I always thought the Germans were the best at everything.
Not an ingrowing toenail amongst them.
And then things began to change.
The German national football team failed to get out of the group stages in the World Cup.
Angela Merkel plans to invest €3 billion to boost its artificial intelligence (AI) capabilities over the next six years, because “Germany cannot claim to be among the world leaders in artificial intelligence.”
And in poker, German dominance of the high roller stratum began to wane. The stench of burning high roller meat, no longer stirring up the olfactory senses of the Holzs, Schillabels, and Kempes of this world.
As my dad said during the 1990 World Cup Semi-Final, “You should never write the Germans off.”
Sontheimer Takes it Down
The $250,000 High Roller at the partypoker Caribbean Poker Party (CPP) attracted 34-entrants, and by the time the office closed on the penultimate day, there were six people left with only four places on the rostrum.
Starting Chip Counts
1. Steffen Sontheimer – 10,610,000
2. David Peters – 7,875,000
3. Sean Winter – 7,450,000
4. Mikita Badziakouski – 3,155,000
5. Nick Petrangelo – 2,680,000
6. Isaac Haxton – 2,630,000
The first player to feel the decaying tooth like pain of an exit so close to the money in a $250,000 buy-in event was Ike Haxton. The partypoker ambassador defended the big blind with JTdd against a Sontheimer open holding AJo. Haxton nailed a beautiful flop, hitting top pair and a flush draw, but he was behind to Sontheimer’s kicker.
The turn gave Haxton a straight draw to go with his many other outs, and it was enough to see the American pay the piper so he could hear the tune of the final card. It was the As – a complete whiff for Haxton – and it gave Sontheimer a two pair hand. The German put Haxton all-in, and the man in the specs made the unfortunate call.
That led us to the money bubble, and they don’t get much bigger than a $250,000 bubble.
The man left holding nothing but the pin was Nick Petrangelo when he got it in with David Peters AK<JJ, and the deck gave him a paint free board.
After Petrangelo left, the final four players played tag for quite a while before two of them had to go home for tea. Mikita Badziakouski’s KJo fell on the sword of Sean Winter’s AQo, and David Peters ran KQ into the AK of Sontheimer.
Those two executions set up a heads-up encounter between Sontheimer and Winter, with the former holding close to 2:1 lead, and the pair didn’t trade too many punches.
Sontheimer found AK.
Winter found AQ.
There was no need for a scriptwriter.
Things worked out the way they should.
It was the most significant score of Sontheimer’s career, and comes a year after he won the 2017 Poker Masters.

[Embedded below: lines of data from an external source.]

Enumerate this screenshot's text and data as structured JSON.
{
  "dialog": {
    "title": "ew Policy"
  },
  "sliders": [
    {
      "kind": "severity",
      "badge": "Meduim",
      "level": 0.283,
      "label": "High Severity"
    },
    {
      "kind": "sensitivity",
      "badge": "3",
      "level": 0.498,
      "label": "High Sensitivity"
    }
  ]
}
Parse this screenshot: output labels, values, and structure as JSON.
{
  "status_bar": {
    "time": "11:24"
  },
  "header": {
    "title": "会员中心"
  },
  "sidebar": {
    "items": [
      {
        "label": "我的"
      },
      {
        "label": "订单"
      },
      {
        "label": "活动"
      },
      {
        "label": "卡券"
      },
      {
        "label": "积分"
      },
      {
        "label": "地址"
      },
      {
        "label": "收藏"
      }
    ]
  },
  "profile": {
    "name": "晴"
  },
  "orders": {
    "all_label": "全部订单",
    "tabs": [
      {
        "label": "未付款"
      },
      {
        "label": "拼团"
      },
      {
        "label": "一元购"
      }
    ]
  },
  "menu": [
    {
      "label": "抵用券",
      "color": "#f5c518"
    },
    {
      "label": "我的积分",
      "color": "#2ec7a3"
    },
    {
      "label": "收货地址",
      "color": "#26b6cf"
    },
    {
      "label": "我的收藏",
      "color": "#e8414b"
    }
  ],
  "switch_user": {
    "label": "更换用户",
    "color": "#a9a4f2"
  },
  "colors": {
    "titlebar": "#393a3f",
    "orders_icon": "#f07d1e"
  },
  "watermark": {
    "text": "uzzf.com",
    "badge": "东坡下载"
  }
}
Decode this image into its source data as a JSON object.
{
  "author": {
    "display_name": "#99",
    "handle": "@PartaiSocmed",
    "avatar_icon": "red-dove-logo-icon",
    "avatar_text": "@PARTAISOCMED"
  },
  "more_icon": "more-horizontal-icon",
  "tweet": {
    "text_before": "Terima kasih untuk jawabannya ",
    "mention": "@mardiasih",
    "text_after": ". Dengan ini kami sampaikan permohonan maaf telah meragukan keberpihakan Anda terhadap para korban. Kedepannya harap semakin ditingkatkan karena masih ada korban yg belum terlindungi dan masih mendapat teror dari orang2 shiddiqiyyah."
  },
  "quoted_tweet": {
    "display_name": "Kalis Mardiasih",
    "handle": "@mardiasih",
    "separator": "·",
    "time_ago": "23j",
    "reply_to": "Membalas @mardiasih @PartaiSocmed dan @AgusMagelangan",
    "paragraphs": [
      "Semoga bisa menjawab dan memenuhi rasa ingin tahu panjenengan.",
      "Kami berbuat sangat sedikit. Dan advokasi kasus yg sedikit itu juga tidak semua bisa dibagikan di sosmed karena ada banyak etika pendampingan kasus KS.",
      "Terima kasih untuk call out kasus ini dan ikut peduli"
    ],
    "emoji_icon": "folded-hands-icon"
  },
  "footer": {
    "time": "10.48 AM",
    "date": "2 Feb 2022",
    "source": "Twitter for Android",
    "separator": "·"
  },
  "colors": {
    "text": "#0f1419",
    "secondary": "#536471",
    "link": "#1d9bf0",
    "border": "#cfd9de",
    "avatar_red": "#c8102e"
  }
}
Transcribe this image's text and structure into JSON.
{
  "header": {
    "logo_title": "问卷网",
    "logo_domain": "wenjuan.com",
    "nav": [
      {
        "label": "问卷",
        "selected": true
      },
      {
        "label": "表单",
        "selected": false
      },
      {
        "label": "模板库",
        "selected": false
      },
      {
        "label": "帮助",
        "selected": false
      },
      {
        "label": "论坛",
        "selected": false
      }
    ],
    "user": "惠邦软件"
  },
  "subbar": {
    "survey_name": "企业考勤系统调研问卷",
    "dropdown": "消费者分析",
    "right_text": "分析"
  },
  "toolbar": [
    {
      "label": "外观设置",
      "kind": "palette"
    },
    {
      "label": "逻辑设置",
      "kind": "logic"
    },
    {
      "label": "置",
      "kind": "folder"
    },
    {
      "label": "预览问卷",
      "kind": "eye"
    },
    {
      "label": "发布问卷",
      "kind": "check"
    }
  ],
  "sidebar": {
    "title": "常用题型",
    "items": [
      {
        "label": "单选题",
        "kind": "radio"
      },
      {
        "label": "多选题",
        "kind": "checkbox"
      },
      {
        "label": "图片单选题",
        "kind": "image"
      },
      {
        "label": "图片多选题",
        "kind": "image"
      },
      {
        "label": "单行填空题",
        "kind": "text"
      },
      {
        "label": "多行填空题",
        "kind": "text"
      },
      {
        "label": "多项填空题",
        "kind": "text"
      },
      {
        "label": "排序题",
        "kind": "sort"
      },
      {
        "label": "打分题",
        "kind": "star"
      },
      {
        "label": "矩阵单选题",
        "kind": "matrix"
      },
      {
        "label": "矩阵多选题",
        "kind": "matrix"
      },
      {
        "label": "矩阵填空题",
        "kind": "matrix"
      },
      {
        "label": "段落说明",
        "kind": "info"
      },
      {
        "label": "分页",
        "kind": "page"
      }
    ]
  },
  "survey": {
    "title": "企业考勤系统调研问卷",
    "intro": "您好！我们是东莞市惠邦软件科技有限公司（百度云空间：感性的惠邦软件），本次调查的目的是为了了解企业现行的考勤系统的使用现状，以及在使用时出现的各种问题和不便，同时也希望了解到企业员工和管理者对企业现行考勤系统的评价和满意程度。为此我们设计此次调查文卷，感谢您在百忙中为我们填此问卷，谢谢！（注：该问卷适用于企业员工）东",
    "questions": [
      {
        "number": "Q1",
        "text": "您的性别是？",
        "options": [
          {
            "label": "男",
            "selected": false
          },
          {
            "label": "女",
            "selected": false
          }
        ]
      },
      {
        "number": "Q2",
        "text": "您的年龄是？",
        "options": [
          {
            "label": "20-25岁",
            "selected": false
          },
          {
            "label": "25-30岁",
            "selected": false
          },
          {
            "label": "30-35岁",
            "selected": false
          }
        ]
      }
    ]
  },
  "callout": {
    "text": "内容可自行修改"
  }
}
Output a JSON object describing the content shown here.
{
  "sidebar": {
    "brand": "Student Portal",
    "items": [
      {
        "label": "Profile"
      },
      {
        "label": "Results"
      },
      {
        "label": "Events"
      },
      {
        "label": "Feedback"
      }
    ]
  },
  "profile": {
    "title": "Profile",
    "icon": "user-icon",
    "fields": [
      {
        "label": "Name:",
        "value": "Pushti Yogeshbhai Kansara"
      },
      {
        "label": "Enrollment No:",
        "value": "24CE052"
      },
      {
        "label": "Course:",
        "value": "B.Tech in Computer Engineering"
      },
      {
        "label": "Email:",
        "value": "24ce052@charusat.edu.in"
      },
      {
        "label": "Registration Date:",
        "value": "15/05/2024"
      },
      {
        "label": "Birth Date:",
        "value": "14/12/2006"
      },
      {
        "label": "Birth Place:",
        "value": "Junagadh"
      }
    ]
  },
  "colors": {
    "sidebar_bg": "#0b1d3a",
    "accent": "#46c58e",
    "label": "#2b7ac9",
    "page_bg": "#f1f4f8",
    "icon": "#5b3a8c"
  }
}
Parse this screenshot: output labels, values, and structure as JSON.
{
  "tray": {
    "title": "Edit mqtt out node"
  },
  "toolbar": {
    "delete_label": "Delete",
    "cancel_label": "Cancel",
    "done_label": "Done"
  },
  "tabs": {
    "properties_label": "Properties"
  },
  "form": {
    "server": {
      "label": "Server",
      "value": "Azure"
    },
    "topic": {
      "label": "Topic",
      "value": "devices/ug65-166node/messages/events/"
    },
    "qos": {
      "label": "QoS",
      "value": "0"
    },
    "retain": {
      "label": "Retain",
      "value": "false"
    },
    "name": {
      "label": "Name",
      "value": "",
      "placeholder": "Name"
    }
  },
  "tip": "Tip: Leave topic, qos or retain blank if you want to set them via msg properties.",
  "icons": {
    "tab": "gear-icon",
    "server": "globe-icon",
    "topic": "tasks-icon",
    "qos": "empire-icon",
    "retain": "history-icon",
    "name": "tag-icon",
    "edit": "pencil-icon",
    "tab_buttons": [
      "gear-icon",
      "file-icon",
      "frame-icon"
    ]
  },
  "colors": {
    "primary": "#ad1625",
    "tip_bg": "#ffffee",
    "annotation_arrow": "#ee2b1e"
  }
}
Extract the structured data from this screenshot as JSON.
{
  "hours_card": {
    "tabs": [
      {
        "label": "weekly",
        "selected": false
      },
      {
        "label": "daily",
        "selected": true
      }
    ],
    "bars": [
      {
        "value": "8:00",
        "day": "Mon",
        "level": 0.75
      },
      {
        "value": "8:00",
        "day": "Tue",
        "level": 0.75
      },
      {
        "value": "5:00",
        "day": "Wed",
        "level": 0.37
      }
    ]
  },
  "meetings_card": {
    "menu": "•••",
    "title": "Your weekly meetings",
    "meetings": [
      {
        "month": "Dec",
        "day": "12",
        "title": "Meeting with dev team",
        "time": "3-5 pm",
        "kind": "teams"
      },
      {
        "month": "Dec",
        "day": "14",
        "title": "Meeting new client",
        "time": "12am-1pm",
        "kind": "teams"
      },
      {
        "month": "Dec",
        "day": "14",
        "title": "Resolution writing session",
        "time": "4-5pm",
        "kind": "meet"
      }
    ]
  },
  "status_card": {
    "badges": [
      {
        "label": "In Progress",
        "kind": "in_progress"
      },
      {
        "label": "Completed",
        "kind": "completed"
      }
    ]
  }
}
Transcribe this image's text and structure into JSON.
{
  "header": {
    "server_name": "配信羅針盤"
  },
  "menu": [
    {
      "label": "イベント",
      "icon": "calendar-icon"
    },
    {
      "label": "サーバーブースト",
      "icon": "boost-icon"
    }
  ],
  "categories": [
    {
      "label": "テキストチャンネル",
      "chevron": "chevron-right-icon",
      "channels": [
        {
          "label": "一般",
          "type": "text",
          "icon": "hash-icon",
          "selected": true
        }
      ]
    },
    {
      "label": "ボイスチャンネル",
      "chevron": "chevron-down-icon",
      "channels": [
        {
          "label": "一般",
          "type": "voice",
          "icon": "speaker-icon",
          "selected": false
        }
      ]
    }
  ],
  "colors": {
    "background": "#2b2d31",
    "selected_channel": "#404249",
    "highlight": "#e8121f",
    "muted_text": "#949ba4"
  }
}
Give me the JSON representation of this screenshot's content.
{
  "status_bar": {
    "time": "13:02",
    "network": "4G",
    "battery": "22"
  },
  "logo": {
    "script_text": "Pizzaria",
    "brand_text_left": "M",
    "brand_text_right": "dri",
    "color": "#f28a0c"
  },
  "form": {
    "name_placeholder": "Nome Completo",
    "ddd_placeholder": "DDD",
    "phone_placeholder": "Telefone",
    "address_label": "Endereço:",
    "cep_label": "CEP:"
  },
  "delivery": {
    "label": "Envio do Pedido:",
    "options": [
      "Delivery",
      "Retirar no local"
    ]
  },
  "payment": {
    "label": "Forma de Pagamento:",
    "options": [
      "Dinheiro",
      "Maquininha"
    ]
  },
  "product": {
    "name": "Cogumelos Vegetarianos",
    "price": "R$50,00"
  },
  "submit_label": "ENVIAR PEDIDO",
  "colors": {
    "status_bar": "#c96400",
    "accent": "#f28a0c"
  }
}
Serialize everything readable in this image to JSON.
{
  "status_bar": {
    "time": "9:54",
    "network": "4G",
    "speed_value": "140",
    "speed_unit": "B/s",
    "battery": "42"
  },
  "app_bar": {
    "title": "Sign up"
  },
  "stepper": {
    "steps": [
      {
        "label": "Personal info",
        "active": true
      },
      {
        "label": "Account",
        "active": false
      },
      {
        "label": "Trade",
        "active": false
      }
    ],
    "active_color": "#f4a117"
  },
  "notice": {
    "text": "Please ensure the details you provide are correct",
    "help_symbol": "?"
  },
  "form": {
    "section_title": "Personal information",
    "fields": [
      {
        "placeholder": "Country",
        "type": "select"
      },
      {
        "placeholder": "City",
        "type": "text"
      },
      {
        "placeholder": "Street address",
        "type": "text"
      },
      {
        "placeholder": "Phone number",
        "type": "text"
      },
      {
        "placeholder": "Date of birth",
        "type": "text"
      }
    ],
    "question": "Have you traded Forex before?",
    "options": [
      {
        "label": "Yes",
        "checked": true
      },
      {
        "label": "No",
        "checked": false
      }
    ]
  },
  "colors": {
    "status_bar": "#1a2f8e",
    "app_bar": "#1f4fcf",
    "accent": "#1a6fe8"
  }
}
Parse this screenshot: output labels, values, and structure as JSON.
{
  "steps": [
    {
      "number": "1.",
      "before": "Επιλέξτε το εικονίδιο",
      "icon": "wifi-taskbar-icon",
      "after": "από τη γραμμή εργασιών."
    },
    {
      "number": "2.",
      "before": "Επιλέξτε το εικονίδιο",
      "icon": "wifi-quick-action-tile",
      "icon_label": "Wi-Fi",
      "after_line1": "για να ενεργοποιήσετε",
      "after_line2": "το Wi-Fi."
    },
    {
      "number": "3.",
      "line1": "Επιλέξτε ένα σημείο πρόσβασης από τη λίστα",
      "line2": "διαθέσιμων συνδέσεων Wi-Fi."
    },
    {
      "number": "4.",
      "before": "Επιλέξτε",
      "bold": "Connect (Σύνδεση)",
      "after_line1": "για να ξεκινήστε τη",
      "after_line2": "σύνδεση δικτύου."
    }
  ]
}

You don’t have to shed too many tears for the other three.
Sean Winter also finished runner-up to Giuseppe Iadisernia for $550,000 in the $50,000 High Roller a few days ago, and second to Ben Yu in the $50,000 High Roller at the World Series of Poker (WSOP) for a million bucks. Winter has now won more than $5m this year, easily his best, and he doesn’t even count tournaments as his speciality.
And what can you say about David Peters.
Peters picked up $1.4m for his third place spot, a few days shy of winning $1.1m in the $100,000 in the ARIA’s Fall Madness. Peters has now won $10.4m in 2018, and overtakes Daniel Colman as the fifth ranked All-Time Live Tournament Money earner.
Mikita Badziakouski picked up a $500,000 profit.
The Belarusian has now won $14.5m in 2018.
But it was the German who conquered.
God help us all, when their AI is top notch.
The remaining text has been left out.